Florida – In a case stemming from an injury to a child who was deaf and had been diagnosed with psychiatric conditions, the Florida Supreme Court on Thursday tried to resolve questions about when lawsuits deal with medical malpractice — or ordinary negligence.
The questions are important legally because state law makes it harder to pursue medical-malpractice cases than other types of negligence claims.
Justices, in a 24-page opinion, sided with Cinnette Perry, who was a student in 2008 at the National Deaf Academy in Lake County when a confrontation with staff led to her needing to have part of her left leg amputated.
The Supreme Court unanimously ruled that the injury involved alleged negligence —- not medical malpractice, as the academy argued — and tried to set a framework for deciding similar issues in other cases.
“Limiting medical malpractice claims to those that are directly related to medical care or services, which require the use of professional judgment or skill, ensures that plaintiffs bringing claims of ordinary negligence are not subjected to the complex pre-suit procedures for medical malpractice claims, while still advancing the Legislature’s policy goals of encouraging early settlement and screening out frivolous medical malpractice claims,” said the opinion, written by Justice Barbara Pariente and joined fully by Chief Justice Jorge Labarga and justices Peggy Quince, Charles Canady and Ricky Polston.
Justice R. Fred Lewis concurred in the result but did not sign onto the opinion. Justice Alan Lawson was recused.
Perry’s aunt, Denise Townes, filed a lawsuit against the academy, a residential treatment facility for deaf people with psychiatric conditions. A psychiatrist at the facility evaluated Perry when she was admitted and came up with a plan of care that included techniques to physically restrain her if necessary.
Staff members used those techniques in August 2008 after an incident that included Perry throwing rocks at windows and academy employees and pulling cables and wires to try to disconnect them, the Supreme Court ruling said. But as staff tried to restrain Perry, she fell and was injured, ultimately requiring an amputation above her left knee.
Attorneys for the academy sought to dismiss the lawsuit, contending that it did not comply with pre-suit notice requirements involved in medical-malpractice cases, the Supreme Court opinion said. A circuit judge agreed, dismissing the case. But the 5th District Court of Appeal overturned that decision and said the case involved allegations of ordinary negligence.
The Supreme Court agreed with the appeals court, saying the claim in the lawsuit “does not arise out of an act that is directly related to medical care or services, which require the use of professional judgment or skill.”
“(We) hold that for a claim to sound in medical malpractice, the act from which the claim arises must be directly related to medical care or services, which require the use of professional judgment or skill,” the opinion said. “This inquiry involves determining whether proving the claim requires the plaintiff to establish that the allegedly negligent act ‘represented a breach of the prevailing professional standard of care,’ as testified to by a qualified medical expert.”
The Supreme Court took up the case, at least in part, because of a conflict between the ruling by the 5th District Court of Appeal and a ruling in an Alachua County case by the 1st District Court of Appeal. The Alachua County case involved a patient who escaped from a psychiatric hospital after taking an employee’s badge and keys and then was killed on Interstate 75.
The 1st District Court of Appeal ruled that the Alachua County case involved an allegation of medical malpractice.
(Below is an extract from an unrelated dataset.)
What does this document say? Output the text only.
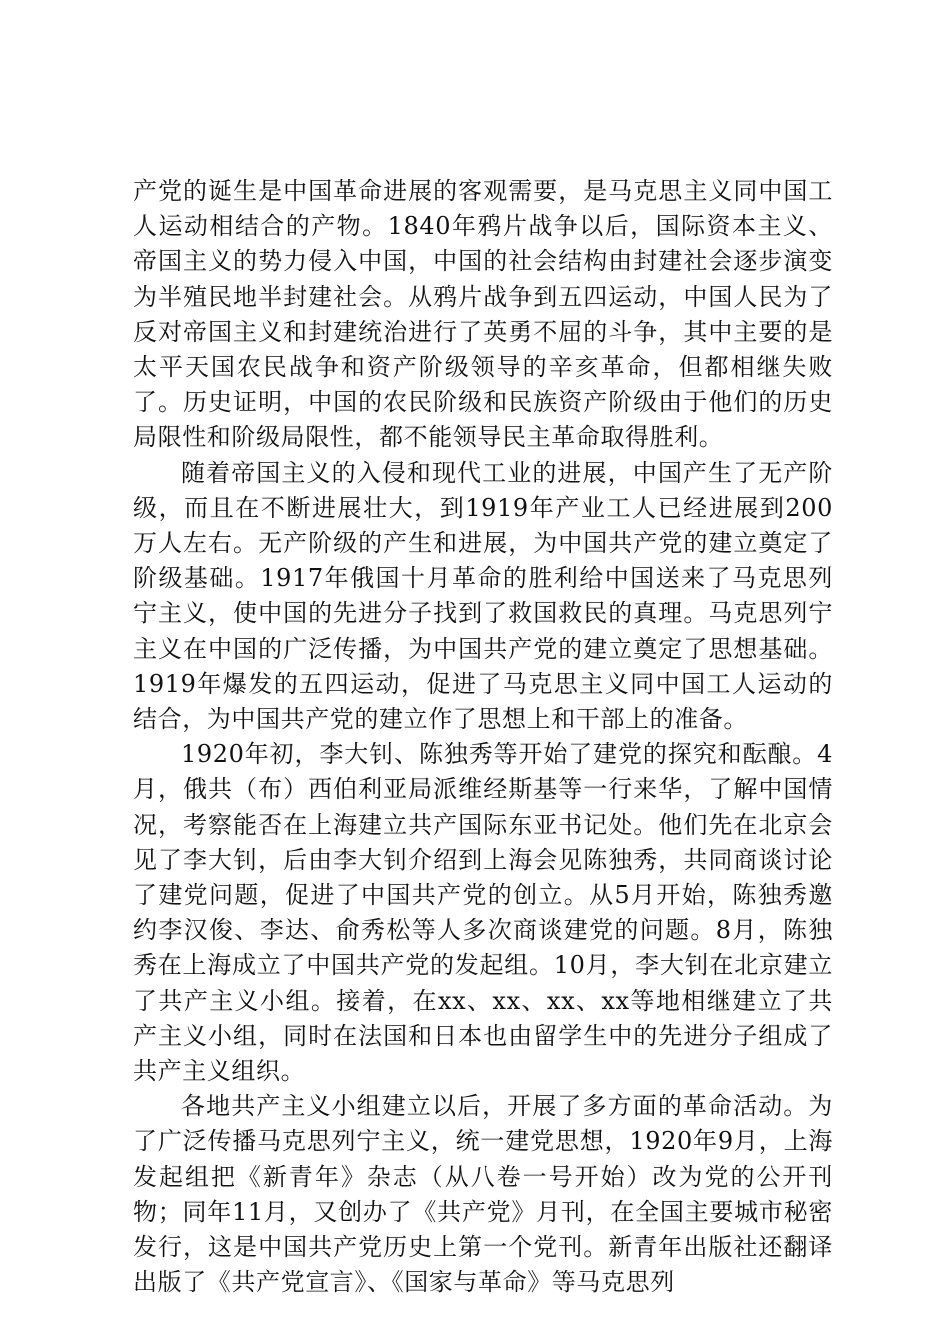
产党的诞生是中国革命进展的客观需要，是马克思主义同中国工人运动相结合的产物。1840年鸦片战争以后，国际资本主义、帝国主义的势力侵入中国，中国的社会结构由封建社会逐步演变为半殖民地半封建社会。从鸦片战争到五四运动，中国人民为了反对帝国主义和封建统治进行了英勇不屈的斗争，其中主要的是太平天国农民战争和资产阶级领导的辛亥革命，但都相继失败了。历史证明，中国的农民阶级和民族资产阶级由于他们的历史局限性和阶级局限性，都不能领导民主革命取得胜利。

随着帝国主义的入侵和现代工业的进展，中国产生了无产阶级，而且在不断进展壮大，到1919年产业工人已经进展到200万人左右。无产阶级的产生和进展，为中国共产党的建立奠定了阶级基础。1917年俄国十月革命的胜利给中国送来了马克思列宁主义，使中国的先进分子找到了救国救民的真理。马克思列宁主义在中国的广泛传播，为中国共产党的建立奠定了思想基础。1919年爆发的五四运动，促进了马克思主义同中国工人运动的结合，为中国共产党的建立作了思想上和干部上的准备。

1920年初，李大钊、陈独秀等开始了建党的探究和酝酿。4月，俄共（布）西伯利亚局派维经斯基等一行来华，了解中国情况，考察能否在上海建立共产国际东亚书记处。他们先在北京会见了李大钊，后由李大钊介绍到上海会见陈独秀，共同商谈讨论了建党问题，促进了中国共产党的创立。从5月开始，陈独秀邀约李汉俊、李达、俞秀松等人多次商谈建党的问题。8月，陈独秀在上海成立了中国共产党的发起组。10月，李大钊在北京建立了共产主义小组。接着，在xx、xx、xx、xx等地相继建立了共产主义小组，同时在法国和日本也由留学生中的先进分子组成了共产主义组织。

各地共产主义小组建立以后，开展了多方面的革命活动。为了广泛传播马克思列宁主义，统一建党思想，1920年9月，上海发起组把《新青年》杂志（从八卷一号开始）改为党的公开刊物；同年11月，又创办了《共产党》月刊，在全国主要城市秘密发行，这是中国共产党历史上第一个党刊。新青年出版社还翻译出版了《共产党宣言》、《国家与革命》等马克思列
In Thursday’s opinion, the Supreme Court disagreed with the 1st District Court of Appeal’s conclusion.
“While it is true that the hospital failed to confine the patient to her locked unit, the estate’s claim arose out of the hospital employee leaving her badge and keys unattended where the patient could access them, not out of any act directly related to medical care or services that required the use of professional judgment or skill,” the Supreme Court opinion said. “Thus, contrary to the First District’s conclusion, medical expert testimony on the professional standard of care would not be necessary for the estate to prove its negligence claim.”